The CLI provides read-only helpers for quick exploration. Point it at a DuckDB
file with `--database path/to/file.duckdb` when needed.

### HTML previews

```python
from duckplus import DuckRel, connect, to_html

with connect() as conn:
    rel = DuckRel(conn.raw.sql("SELECT 1 AS id, 'Alice & Bob' AS name"))

html = to_html(rel, max_rows=10, null_display="∅", class_="preview")
```

`to_html` renders safe, escaped previews with optional styling hooks.

---

## Documentation workflow

The documentation site is published automatically to GitHub Pages by the
[`Docs`](https://github.com/isaacnfairplay/duck/actions/workflows/docs.yml)
workflow. Every push to `main` and each pull request runs `uv sync`, builds the
Sphinx project, and uploads the generated HTML as a GitHub Pages artifact.

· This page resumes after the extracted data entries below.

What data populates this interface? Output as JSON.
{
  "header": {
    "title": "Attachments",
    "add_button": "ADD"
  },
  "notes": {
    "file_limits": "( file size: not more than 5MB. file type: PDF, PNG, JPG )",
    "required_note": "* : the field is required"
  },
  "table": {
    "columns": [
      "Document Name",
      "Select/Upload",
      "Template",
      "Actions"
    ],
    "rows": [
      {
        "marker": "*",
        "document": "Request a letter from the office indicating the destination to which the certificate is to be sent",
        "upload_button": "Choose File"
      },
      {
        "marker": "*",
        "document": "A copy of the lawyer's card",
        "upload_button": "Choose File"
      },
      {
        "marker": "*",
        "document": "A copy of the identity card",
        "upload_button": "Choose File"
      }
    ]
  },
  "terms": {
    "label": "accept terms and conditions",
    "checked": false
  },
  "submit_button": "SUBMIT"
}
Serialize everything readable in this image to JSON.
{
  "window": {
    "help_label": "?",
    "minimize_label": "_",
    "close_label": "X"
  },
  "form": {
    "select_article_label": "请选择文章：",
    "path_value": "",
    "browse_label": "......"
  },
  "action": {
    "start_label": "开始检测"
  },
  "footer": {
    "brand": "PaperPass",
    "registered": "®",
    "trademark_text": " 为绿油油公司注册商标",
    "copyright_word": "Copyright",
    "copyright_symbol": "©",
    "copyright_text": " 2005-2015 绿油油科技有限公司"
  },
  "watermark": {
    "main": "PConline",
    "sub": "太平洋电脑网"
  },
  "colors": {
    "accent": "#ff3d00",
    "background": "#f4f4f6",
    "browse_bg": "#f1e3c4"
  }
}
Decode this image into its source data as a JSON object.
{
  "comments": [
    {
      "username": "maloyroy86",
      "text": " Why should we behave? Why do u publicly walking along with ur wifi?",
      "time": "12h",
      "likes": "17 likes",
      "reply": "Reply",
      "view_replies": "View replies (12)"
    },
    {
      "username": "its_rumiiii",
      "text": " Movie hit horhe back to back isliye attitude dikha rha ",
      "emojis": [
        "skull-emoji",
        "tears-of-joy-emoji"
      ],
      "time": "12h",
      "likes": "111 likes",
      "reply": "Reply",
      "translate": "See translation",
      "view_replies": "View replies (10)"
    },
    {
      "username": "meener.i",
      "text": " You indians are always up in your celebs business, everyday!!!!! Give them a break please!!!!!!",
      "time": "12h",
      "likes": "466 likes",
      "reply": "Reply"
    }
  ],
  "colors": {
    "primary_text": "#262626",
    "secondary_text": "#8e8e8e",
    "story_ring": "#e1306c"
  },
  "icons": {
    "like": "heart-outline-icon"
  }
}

Pages
serves the most recent deployment at
[https://isaacnfairplay.github.io/duck/](https://isaacnfairplay.github.io/duck/),
and workflow summaries include preview links you can share for review.

If a deployment fails:

1. Open the **Actions → Docs** run for the failing commit or pull request.
2. Review the build logs, especially the `uv run sphinx-build` step for Sphinx
   warnings promoted to errors.
3. Re-run the job from the Actions UI after fixing the problem to publish an
   updated preview.

For a local preview outside CI, run:

```bash
uv sync
uv run sphinx-build -b html docs/source docs/_build/html
python -m webbrowser docs/_build/html/index.html  # optional helper to open the preview
```

---

## Learn more

- Review the [API reference](https://isaacnfairplay.github.io/duck/api_reference.html) for detailed method docs and
  typing information.
- Explore unit tests under `tests/` to see edge cases and best practices.

If you run into questions or want to suggest improvements, open an issue or
pull request. We welcome contributions that keep Duck+ reliable for the long
haul.

---

## License

Duck+ is available under the [MIT License](LICENSE).